If it were possible for snake dragon monster things to blush, I thought maybe he would have been right there. He averted his eyes and made this strange snuffling sound out his nose. His forked tongue flicked out, tasting the air, and I wondered if this was a way for him to know that I was telling the truth, if honesty had a weight to it that he could pick out amongst all the other notes in the air. I didn’t think it likely, but I knew it would be better for him to hear nothing but the truth from me rather than find out he could catch me in a lie.

“Thanks,” he finally said begrudgingly. “It’s not that hard.”

“How do you do it?”

“What?”

“How do you make everything?”

His eyes narrowed. “Why?”

I shrugged. “I’m curious. Magic, it… baffles me sometimes.”

“But you’re a wizard.”

“Apprentice, but yes, I’m a wizard.” Gary would be proud.

He sounded confused. “But then you do magic all the time. How can you do something without understanding it? That doesn’t make any sense.”

Too right, but that pretty much summed up my life: able to do things that didn’t make any sense. “I don’t think anyone understands my magic, least of all me. I’m what you might call a special case.” I grimaced. “Yeah, that didn’t sound like I wanted it to. I’m just… different.”

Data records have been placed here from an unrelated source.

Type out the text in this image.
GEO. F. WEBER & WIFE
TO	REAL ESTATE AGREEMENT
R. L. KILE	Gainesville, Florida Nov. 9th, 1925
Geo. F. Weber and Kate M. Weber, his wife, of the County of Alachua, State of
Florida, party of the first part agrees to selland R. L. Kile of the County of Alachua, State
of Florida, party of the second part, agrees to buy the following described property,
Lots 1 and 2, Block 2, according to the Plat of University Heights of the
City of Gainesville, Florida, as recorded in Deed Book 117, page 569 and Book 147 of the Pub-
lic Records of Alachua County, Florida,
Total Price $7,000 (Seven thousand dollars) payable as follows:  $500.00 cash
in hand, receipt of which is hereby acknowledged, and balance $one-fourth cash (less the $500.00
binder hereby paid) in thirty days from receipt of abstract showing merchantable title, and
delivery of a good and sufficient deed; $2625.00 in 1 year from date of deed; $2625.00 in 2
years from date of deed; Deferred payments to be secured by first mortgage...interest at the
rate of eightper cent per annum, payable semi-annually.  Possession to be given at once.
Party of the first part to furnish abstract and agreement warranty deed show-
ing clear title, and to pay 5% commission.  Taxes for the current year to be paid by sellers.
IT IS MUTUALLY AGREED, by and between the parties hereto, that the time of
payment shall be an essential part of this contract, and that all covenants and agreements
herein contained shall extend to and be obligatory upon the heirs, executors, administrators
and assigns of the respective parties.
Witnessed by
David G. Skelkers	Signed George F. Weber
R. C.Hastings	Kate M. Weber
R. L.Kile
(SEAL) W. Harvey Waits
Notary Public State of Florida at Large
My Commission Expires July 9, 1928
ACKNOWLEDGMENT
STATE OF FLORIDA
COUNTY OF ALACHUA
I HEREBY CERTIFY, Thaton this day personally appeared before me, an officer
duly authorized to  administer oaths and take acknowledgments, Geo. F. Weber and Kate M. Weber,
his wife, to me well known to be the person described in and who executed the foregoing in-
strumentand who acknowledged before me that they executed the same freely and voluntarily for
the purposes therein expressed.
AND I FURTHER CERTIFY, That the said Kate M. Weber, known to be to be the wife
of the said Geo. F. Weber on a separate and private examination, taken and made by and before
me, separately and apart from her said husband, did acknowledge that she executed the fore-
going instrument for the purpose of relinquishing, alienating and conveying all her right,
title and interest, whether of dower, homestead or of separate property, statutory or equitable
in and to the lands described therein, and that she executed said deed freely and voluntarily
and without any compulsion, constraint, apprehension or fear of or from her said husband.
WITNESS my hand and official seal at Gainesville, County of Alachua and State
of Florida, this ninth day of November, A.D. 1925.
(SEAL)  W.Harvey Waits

“Why?” He looked less tense now. Not comfortable, exactly, but not as on guard as he’d been. He sounded younger too, and it was strange to think that he’d only been awake for thirteen full years before this, if he’d been telling the truth. And I thought maybe he was. Would I still be alive the next time he woke? Would I be alone, with everyone I loved nothing but dust and bones? Or would it all be gone?

“No one is quite sure how my magic works,” I said. “I can do things other people can’t. Sometimes, I do things that I’m not even trying to do.”

“The mermaids,” Zero said. “I… felt it. It was bright. And smelled like…. I came here to this place in my sixth year. I wanted to be alone, you know? The mermaids let me pass. I don’t know why. It was like they didn’t even care that I was there. I didn’t question it. Then, that night, there was a terrible storm. It rolled over the desert, and everything flashed in the sky. I’ve never heard something like it before or since. I thought I was going to be blown away, that the gods were so angry they were going to bring fire down on the world. But it passed, eventually. You smelled like that storm. You felt like that storm. Like lightning.”

“I’m sorry about the mermaids,” I said quietly. “They were going to hurt my friends. I couldn’t let that happen.”

He rolled his eyes. “They were jerks. I didn’t talk to them. I even ate one once.”

I laughed, a little shocked. “You did what?”

Zero looked rather pleased with himself. “It tried to come in here,” he said. “It wanted to hurt my plants. My trees. It wouldn’t leave. So I ate it. It was… chewy.” He deflated a little. “But I suppose they weren’t any worse than I am. They were monsters, like me.”

And that hurt. I barely knew this… this thing in front of me, and that still hurt to hear. Maybe it was because I knew what it felt like to be an outcast. Maybe I knew what it felt like to have people scared of me. I didn’t know. But it hurt.

“They were nothing like you,” I said quietly.